副葬品:青銅鏡、鉄剣、鉄製矢じり、鉄製小刀(刀子)、鉄製品(斧)、ガラス玉、まが玉
この古墳は、海岸に形成された砂礫丘の、標高1.5m程の所に築造されており、後円部は2段に築成されている。
県内最大級の前方後円墳で、5本の指に入る大きさである。5世紀の前半から中頃にかけて大村湾周辺地域を統治した首長の墓と考えられる。
長崎県教育委員会 東彼杵町教育委員会

 

周辺には、墳頂部に2基ある埋葬施設のレプリカが。

 

大きい方の1号石室(の蓋?)

1号石室
ひさご塚古墳では遺体を納めるために石室が後円部に2基発見されました。
1号石室は長さ約2.7m、幅約1.5m、深さ約0.5mで、ほとんで壊れていましたが、石棺系竪穴式石室であると考えられます。
石室の内側には赤い顔料が塗られ、鉄鏃(矢じり)ガラス製小玉、勾玉などが発見されました(歴史民俗資料館に展示中)
造られた時期は5世紀前半から中頃と考えられます。

 

開口部のある2号石室。

2号石室
2号石室は長さ約1.7m、幅約1.0m、深さ約1.0mで、1号石室の東隣につくられていました。
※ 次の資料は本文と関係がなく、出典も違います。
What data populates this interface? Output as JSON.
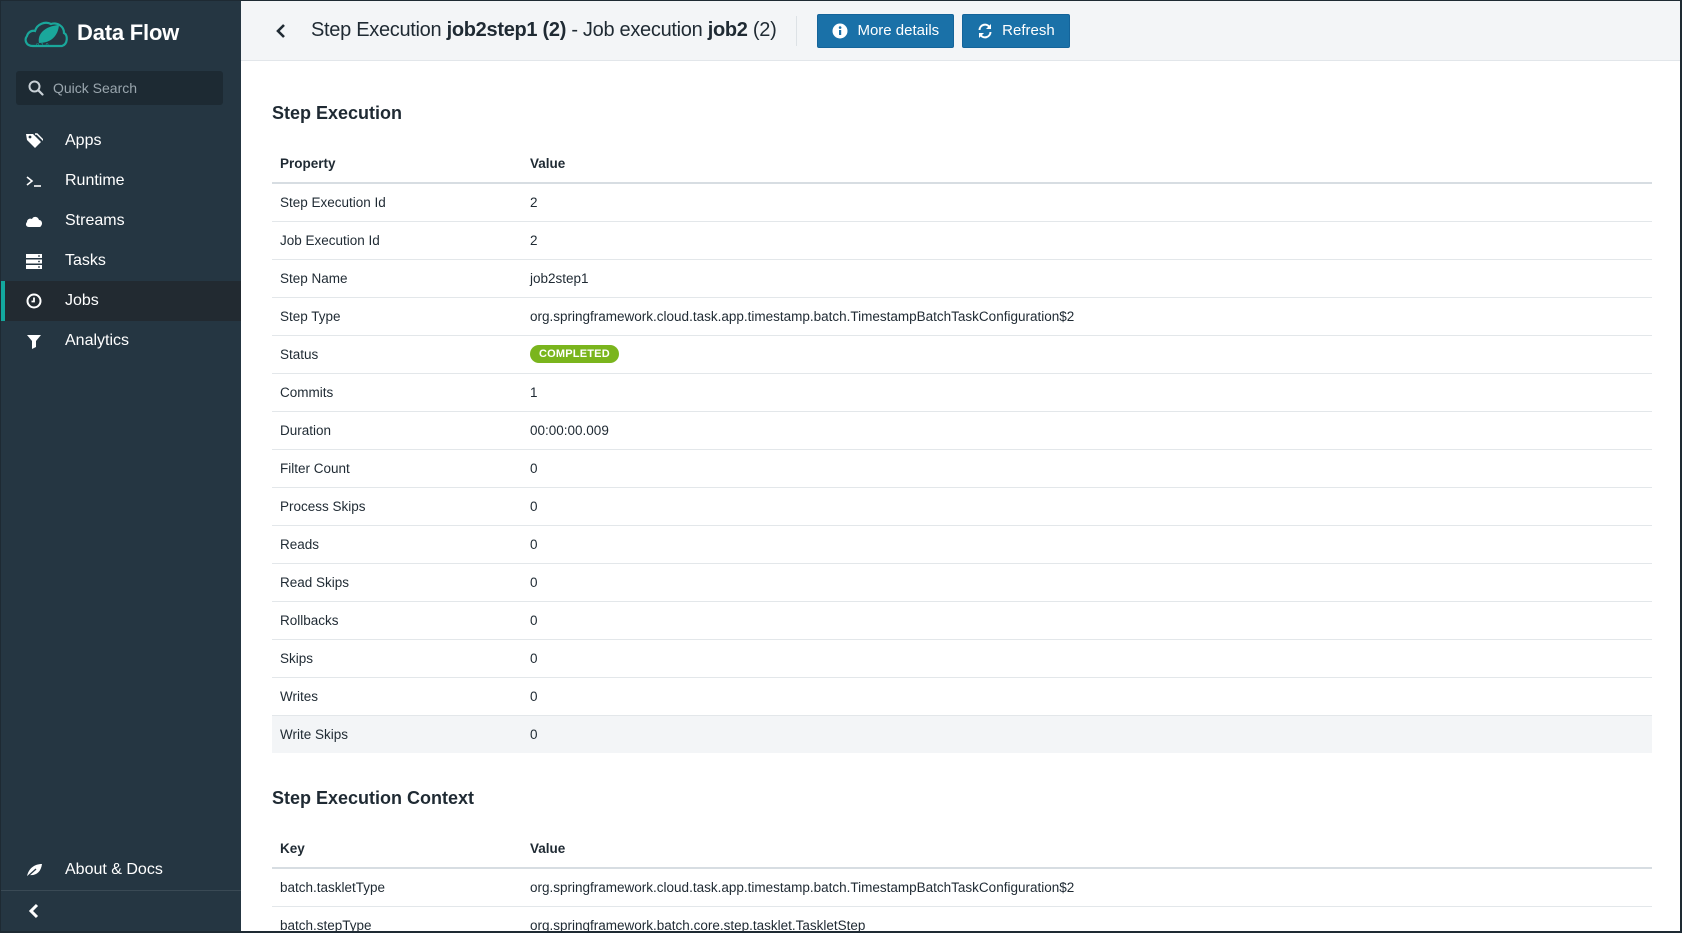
{
  "app": {
    "name": "Data Flow",
    "colors": {
      "sidebar_bg": "#253642",
      "active_accent": "#13a89e",
      "primary_button": "#1a71a8",
      "status_completed": "#7ab51d"
    }
  },
  "sidebar": {
    "search_placeholder": "Quick Search",
    "items": [
      {
        "label": "Apps",
        "icon": "tag-icon",
        "active": false
      },
      {
        "label": "Runtime",
        "icon": "terminal-icon",
        "active": false
      },
      {
        "label": "Streams",
        "icon": "cloud-icon",
        "active": false
      },
      {
        "label": "Tasks",
        "icon": "server-icon",
        "active": false
      },
      {
        "label": "Jobs",
        "icon": "clock-icon",
        "active": true
      },
      {
        "label": "Analytics",
        "icon": "filter-icon",
        "active": false
      }
    ],
    "about_label": "About & Docs",
    "collapse_icon": "chevron-left-icon"
  },
  "header": {
    "title_prefix": "Step Execution ",
    "step_name": "job2step1 (2)",
    "title_middle": " - Job execution ",
    "job_name": "job2",
    "job_suffix": " (2)",
    "buttons": {
      "more_details": "More details",
      "refresh": "Refresh"
    }
  },
  "step_execution": {
    "heading": "Step Execution",
    "columns": [
      "Property",
      "Value"
    ],
    "rows": [
      {
        "property": "Step Execution Id",
        "value": "2"
      },
      {
        "property": "Job Execution Id",
        "value": "2"
      },
      {
        "property": "Step Name",
        "value": "job2step1"
      },
      {
        "property": "Step Type",
        "value": "org.springframework.cloud.task.app.timestamp.batch.TimestampBatchTaskConfiguration$2"
      },
      {
        "property": "Status",
        "value": "COMPLETED"
      },
      {
        "property": "Commits",
        "value": "1"
      },
      {
        "property": "Duration",
        "value": "00:00:00.009"
      },
      {
        "property": "Filter Count",
        "value": "0"
      },
      {
        "property": "Process Skips",
        "value": "0"
      },
      {
        "property": "Reads",
        "value": "0"
      },
      {
        "property": "Read Skips",
        "value": "0"
      },
      {
        "property": "Rollbacks",
        "value": "0"
      },
      {
        "property": "Skips",
        "value": "0"
      },
      {
        "property": "Writes",
        "value": "0"
      },
      {
        "property": "Write Skips",
        "value": "0"
      }
    ]
  },
  "step_execution_context": {
    "heading": "Step Execution Context",
    "columns": [
      "Key",
      "Value"
    ],
    "rows": [
      {
        "key": "batch.taskletType",
        "value": "org.springframework.cloud.task.app.timestamp.batch.TimestampBatchTaskConfiguration$2"
      },
      {
        "key": "batch.stepType",
        "value": "org.springframework.batch.core.step.tasklet.TaskletStep"
      }
    ]
  }
}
遺体を納める主室部分と入口部分に分かれていて、石棺系横口石室の一種と考えられます。
この中からは銅鏡などが発見されました(歴史民俗資料館に展示中)
この2号石室は、1号石室より少し後の5世紀中頃以降に造られたと考えられます。

石室はそのまま埋め戻して保存してありますので、このレプリカを展示しています。天井部の構造は不明ですが、可能性のひとつとして木の板でふたをする構造として復原しました。

 

前方部左裾から。

墳丘に上がることはできません。

左(南)側、180mほどで大村湾なのですが、墳裾から海は望めませんでした。

 

隣接する東彼杵町歴史民俗資料館(入館料200円)の2階窓から。

 

被葬者について地元では、「神功皇后の三韓征伐の折りに武内宿禰の配下として従軍した武将の墓」との言い伝えがあるそうです。
過去2回調査が行われ、築造時期は5世紀始めと考えられているとのこと。